Statistical properties of the proposed empirical Bayesian testing for this dataset are shown in Fig. 8. The probability distribution of a test statistic is a mixture (a weighted sum) of unknown null and alternative distributions, which would correspond to the left mass and the right tail of the density function shape in panel (a), respectively. The surrogate distribution of the test statistic (green curve) fits well to the left mass part of the empirical distribution (blue curve), indicating that the surrogate distribution well simulated the unknown null distribution. The local false discovery rate (panel b) shows that the estimated total proportion of null connections was \(\pi _0=0.83\) and that the local false discovery rate was smaller than 0.2 when the statistic was larger than 2.5. The significant pairs of neurons are shown as white dots in the source/destination matrix (panel c), so that their degrees of significance are seen by comparing to the background noise level in the surrogate area of the matrix.

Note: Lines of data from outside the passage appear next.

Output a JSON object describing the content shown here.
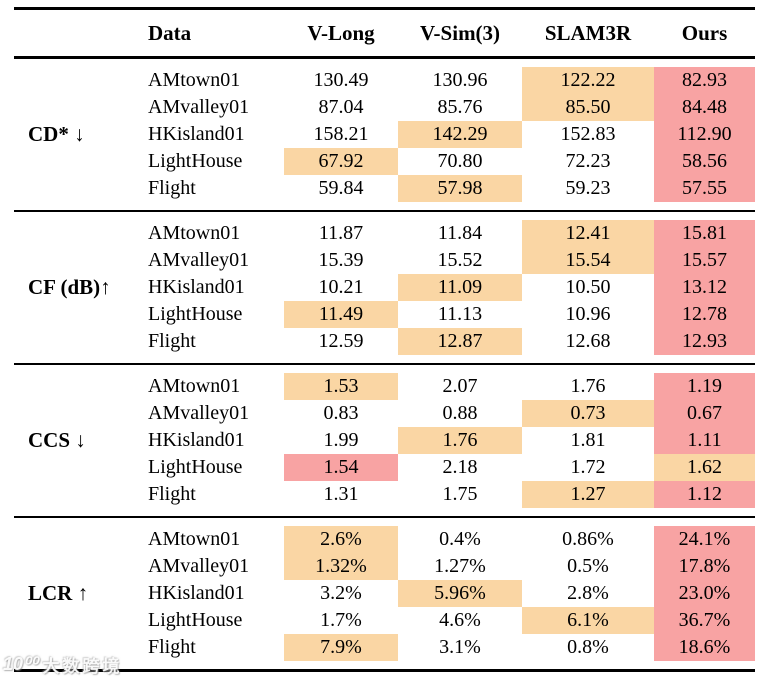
{
  "table": {
    "header": {
      "data": "Data",
      "methods": [
        "V-Long",
        "V-Sim(3)",
        "SLAM3R",
        "Ours"
      ]
    },
    "sections": [
      {
        "id": "cd",
        "label": "CD* ↓",
        "rows": [
          {
            "dataset": "AMtown01",
            "values": [
              "130.49",
              "130.96",
              "122.22",
              "82.93"
            ],
            "hl": [
              "",
              "",
              "orange",
              "red"
            ]
          },
          {
            "dataset": "AMvalley01",
            "values": [
              "87.04",
              "85.76",
              "85.50",
              "84.48"
            ],
            "hl": [
              "",
              "",
              "orange",
              "red"
            ]
          },
          {
            "dataset": "HKisland01",
            "values": [
              "158.21",
              "142.29",
              "152.83",
              "112.90"
            ],
            "hl": [
              "",
              "orange",
              "",
              "red"
            ]
          },
          {
            "dataset": "LightHouse",
            "values": [
              "67.92",
              "70.80",
              "72.23",
              "58.56"
            ],
            "hl": [
              "orange",
              "",
              "",
              "red"
            ]
          },
          {
            "dataset": "Flight",
            "values": [
              "59.84",
              "57.98",
              "59.23",
              "57.55"
            ],
            "hl": [
              "",
              "orange",
              "",
              "red"
            ]
          }
        ]
      },
      {
        "id": "cf",
        "label": "CF (dB)↑",
        "rows": [
          {
            "dataset": "AMtown01",
            "values": [
              "11.87",
              "11.84",
              "12.41",
              "15.81"
            ],
            "hl": [
              "",
              "",
              "orange",
              "red"
            ]
          },
          {
            "dataset": "AMvalley01",
            "values": [
              "15.39",
              "15.52",
              "15.54",
              "15.57"
            ],
            "hl": [
              "",
              "",
              "orange",
              "red"
            ]
          },
          {
            "dataset": "HKisland01",
            "values": [
              "10.21",
              "11.09",
              "10.50",
              "13.12"
            ],
            "hl": [
              "",
              "orange",
              "",
              "red"
            ]
          },
          {
            "dataset": "LightHouse",
            "values": [
              "11.49",
              "11.13",
              "10.96",
              "12.78"
            ],
            "hl": [
              "orange",
              "",
              "",
              "red"
            ]
          },
          {
            "dataset": "Flight",
            "values": [
              "12.59",
              "12.87",
              "12.68",
              "12.93"
            ],
            "hl": [
              "",
              "orange",
              "",
              "red"
            ]
          }
        ]
      },
      {
        "id": "ccs",
        "label": "CCS ↓",
        "rows": [
          {
            "dataset": "AMtown01",
            "values": [
              "1.53",
              "2.07",
              "1.76",
              "1.19"
            ],
            "hl": [
              "orange",
              "",
              "",
              "red"
            ]
          },
          {
            "dataset": "AMvalley01",
            "values": [
              "0.83",
              "0.88",
              "0.73",
              "0.67"
            ],
            "hl": [
              "",
              "",
              "orange",
              "red"
            ]
          },
          {
            "dataset": "HKisland01",
            "values": [
              "1.99",
              "1.76",
              "1.81",
              "1.11"
            ],
            "hl": [
              "",
              "orange",
              "",
              "red"
            ]
          },
          {
            "dataset": "LightHouse",
            "values": [
              "1.54",
              "2.18",
              "1.72",
              "1.62"
            ],
            "hl": [
              "red",
              "",
              "",
              "orange"
            ]
          },
          {
            "dataset": "Flight",
            "values": [
              "1.31",
              "1.75",
              "1.27",
              "1.12"
            ],
            "hl": [
              "",
              "",
              "orange",
              "red"
            ]
          }
        ]
      },
      {
        "id": "lcr",
        "label": "LCR ↑",
        "rows": [
          {
            "dataset": "AMtown01",
            "values": [
              "2.6%",
              "0.4%",
              "0.86%",
              "24.1%"
            ],
            "hl": [
              "orange",
              "",
              "",
              "red"
            ]
          },
          {
            "dataset": "AMvalley01",
            "values": [
              "1.32%",
              "1.27%",
              "0.5%",
              "17.8%"
            ],
            "hl": [
              "orange",
              "",
              "",
              "red"
            ]
          },
          {
            "dataset": "HKisland01",
            "values": [
              "3.2%",
              "5.96%",
              "2.8%",
              "23.0%"
            ],
            "hl": [
              "",
              "orange",
              "",
              "red"
            ]
          },
          {
            "dataset": "LightHouse",
            "values": [
              "1.7%",
              "4.6%",
              "6.1%",
              "36.7%"
            ],
            "hl": [
              "",
              "",
              "orange",
              "red"
            ]
          },
          {
            "dataset": "Flight",
            "values": [
              "7.9%",
              "3.1%",
              "0.8%",
              "18.6%"
            ],
            "hl": [
              "orange",
              "",
              "",
              "red"
            ]
          }
        ]
      }
    ]
  },
  "colors": {
    "orange": "#FAD6A4",
    "red": "#F8A3A3",
    "rule": "#000000",
    "text": "#000000",
    "background": "#FFFFFF"
  },
  "watermark": {
    "logo": "10⁰⁰",
    "text": "大数跨境"
  }
}
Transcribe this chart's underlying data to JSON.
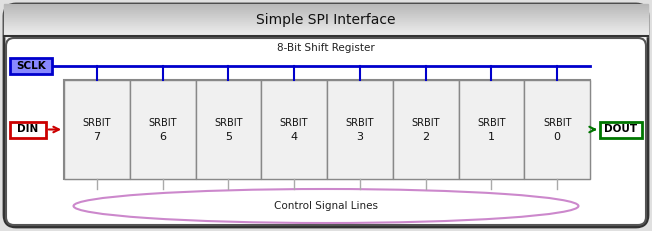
{
  "title": "Simple SPI Interface",
  "shift_register_label": "8-Bit Shift Register",
  "control_signal_label": "Control Signal Lines",
  "sclk_label": "SCLK",
  "din_label": "DIN",
  "dout_label": "DOUT",
  "srbit_labels": [
    "SRBIT",
    "SRBIT",
    "SRBIT",
    "SRBIT",
    "SRBIT",
    "SRBIT",
    "SRBIT",
    "SRBIT"
  ],
  "srbit_nums": [
    "7",
    "6",
    "5",
    "4",
    "3",
    "2",
    "1",
    "0"
  ],
  "sclk_color": "#0000cc",
  "din_color": "#cc0000",
  "dout_color": "#007700",
  "control_ellipse_color": "#cc88cc",
  "outer_edge": "#333333",
  "inner_edge": "#555555",
  "sr_edge": "#888888",
  "fig_bg": "#e0e0e0",
  "outer_bg": "#f2f2f2",
  "title_bg_light": "#f5f5f5",
  "title_bg_dark": "#b8b8b8",
  "white": "#ffffff",
  "font_size_title": 10,
  "font_size_sr_label": 7.5,
  "font_size_cell": 7,
  "font_size_io": 7.5
}
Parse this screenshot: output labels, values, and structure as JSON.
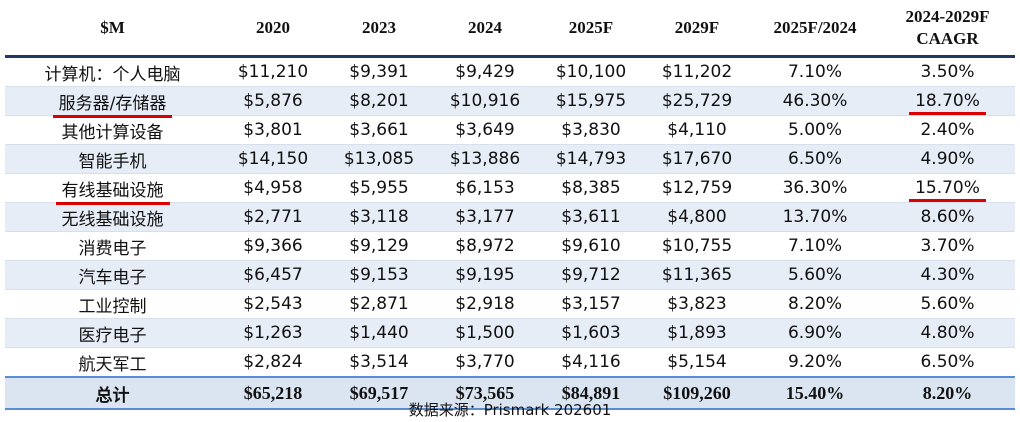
{
  "table": {
    "header": [
      "$M",
      "2020",
      "2023",
      "2024",
      "2025F",
      "2029F",
      "2025F/2024",
      "2024-2029F CAAGR"
    ],
    "rows": [
      [
        "计算机：个人电脑",
        "$11,210",
        "$9,391",
        "$9,429",
        "$10,100",
        "$11,202",
        "7.10%",
        "3.50%"
      ],
      [
        "服务器/存储器",
        "$5,876",
        "$8,201",
        "$10,916",
        "$15,975",
        "$25,729",
        "46.30%",
        "18.70%"
      ],
      [
        "其他计算设备",
        "$3,801",
        "$3,661",
        "$3,649",
        "$3,830",
        "$4,110",
        "5.00%",
        "2.40%"
      ],
      [
        "智能手机",
        "$14,150",
        "$13,085",
        "$13,886",
        "$14,793",
        "$17,670",
        "6.50%",
        "4.90%"
      ],
      [
        "有线基础设施",
        "$4,958",
        "$5,955",
        "$6,153",
        "$8,385",
        "$12,759",
        "36.30%",
        "15.70%"
      ],
      [
        "无线基础设施",
        "$2,771",
        "$3,118",
        "$3,177",
        "$3,611",
        "$4,800",
        "13.70%",
        "8.60%"
      ],
      [
        "消费电子",
        "$9,366",
        "$9,129",
        "$8,972",
        "$9,610",
        "$10,755",
        "7.10%",
        "3.70%"
      ],
      [
        "汽车电子",
        "$6,457",
        "$9,153",
        "$9,195",
        "$9,712",
        "$11,365",
        "5.60%",
        "4.30%"
      ],
      [
        "工业控制",
        "$2,543",
        "$2,871",
        "$2,918",
        "$3,157",
        "$3,823",
        "8.20%",
        "5.60%"
      ],
      [
        "医疗电子",
        "$1,263",
        "$1,440",
        "$1,500",
        "$1,603",
        "$1,893",
        "6.90%",
        "4.80%"
      ],
      [
        "航天军工",
        "$2,824",
        "$3,514",
        "$3,770",
        "$4,116",
        "$5,154",
        "9.20%",
        "6.50%"
      ]
    ],
    "total": [
      "总计",
      "$65,218",
      "$69,517",
      "$73,565",
      "$84,891",
      "$109,260",
      "15.40%",
      "8.20%"
    ],
    "source": "数据来源：Prismark 202601"
  }
}
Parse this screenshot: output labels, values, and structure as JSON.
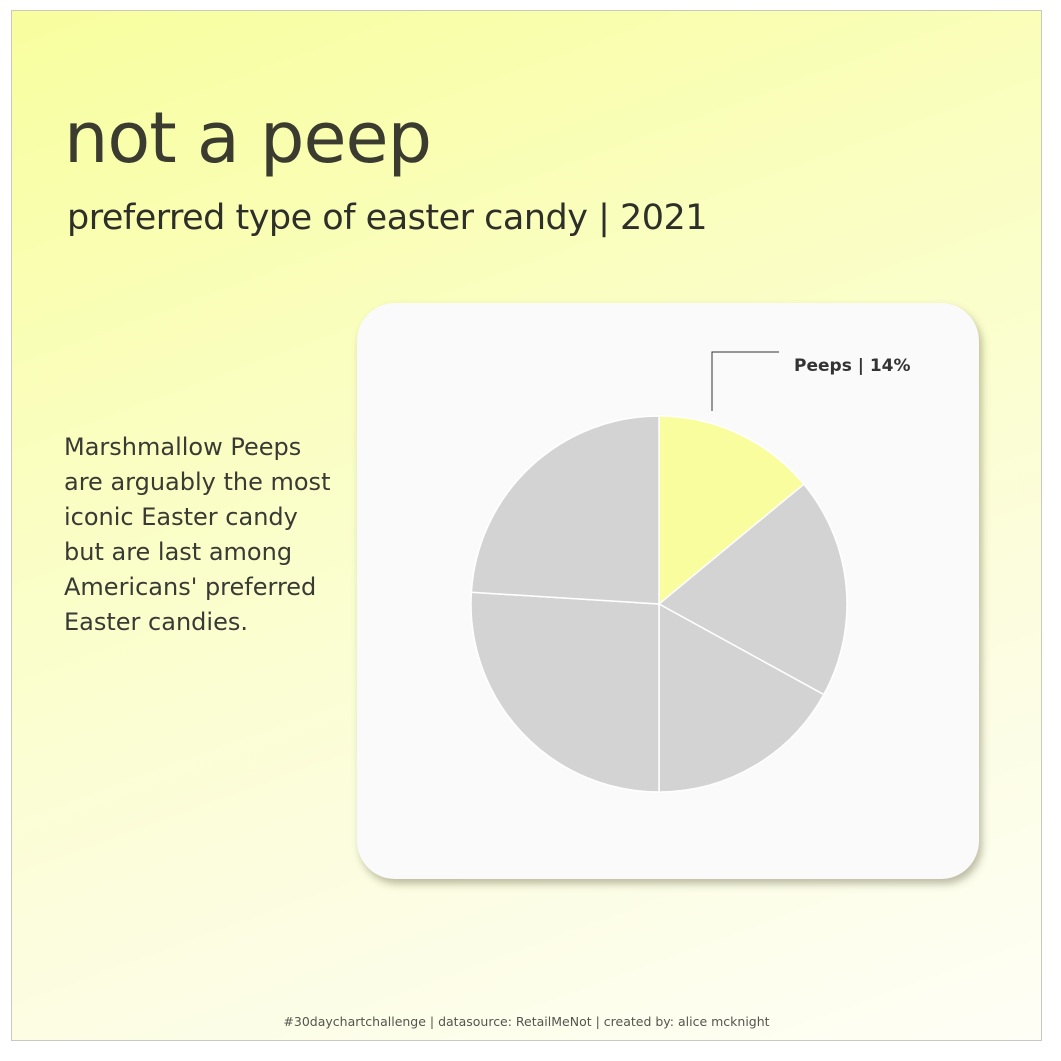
{
  "header": {
    "title": "not a peep",
    "subtitle": "preferred type of easter candy | 2021"
  },
  "description": "Marshmallow Peeps are arguably the most iconic Easter candy but are last among Americans' preferred Easter candies.",
  "footer": "#30daychartchallenge | datasource: RetailMeNot | created by: alice mcknight",
  "colors": {
    "highlight": "#f9fd9e",
    "other": "#d3d3d3",
    "card": "#fafafa",
    "divider": "#ffffff"
  },
  "chart_data": {
    "type": "pie",
    "title": "",
    "slices": [
      {
        "label": "Peeps",
        "value": 14,
        "highlight": true
      },
      {
        "label": "",
        "value": 19,
        "highlight": false
      },
      {
        "label": "",
        "value": 17,
        "highlight": false
      },
      {
        "label": "",
        "value": 26,
        "highlight": false
      },
      {
        "label": "",
        "value": 24,
        "highlight": false
      }
    ],
    "annotation": "Peeps | 14%",
    "start": "12 o'clock",
    "direction": "clockwise",
    "legend": "none"
  }
}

The spike response functions of significant functional connectivity are shown in Fig. 9 in ascending order of q values. Many response functions of the top significant functional connectivity had a positive peak at lag-times of around 8 samples (\(\approx 80\) ms), and some response functions included a tail around the 50th sample (\(\approx 500\) ms), which can be consistently considered as EPSPs possibly mediated by AMPA and NMDA receptors (see Discussion for details). Moreover, obvious continuity of response functions between pre-post connections, \(R_{ic}(s)\), and their reverse ones, \(R_{ci}(s)\), was found for many pairs of neurons, (i, c), in Fig. 10. This continuity (at \(s=0\)) occurs partly because it reflects the correlation of neurons i and c. Such correlation might have been overestimated due to jitter in spike timing detection; in some cases, neuron i emits a spike slightly earlier than that of neuron c, and in other cases, neuron c’s spike can be earlier, because of the jitter in the binning.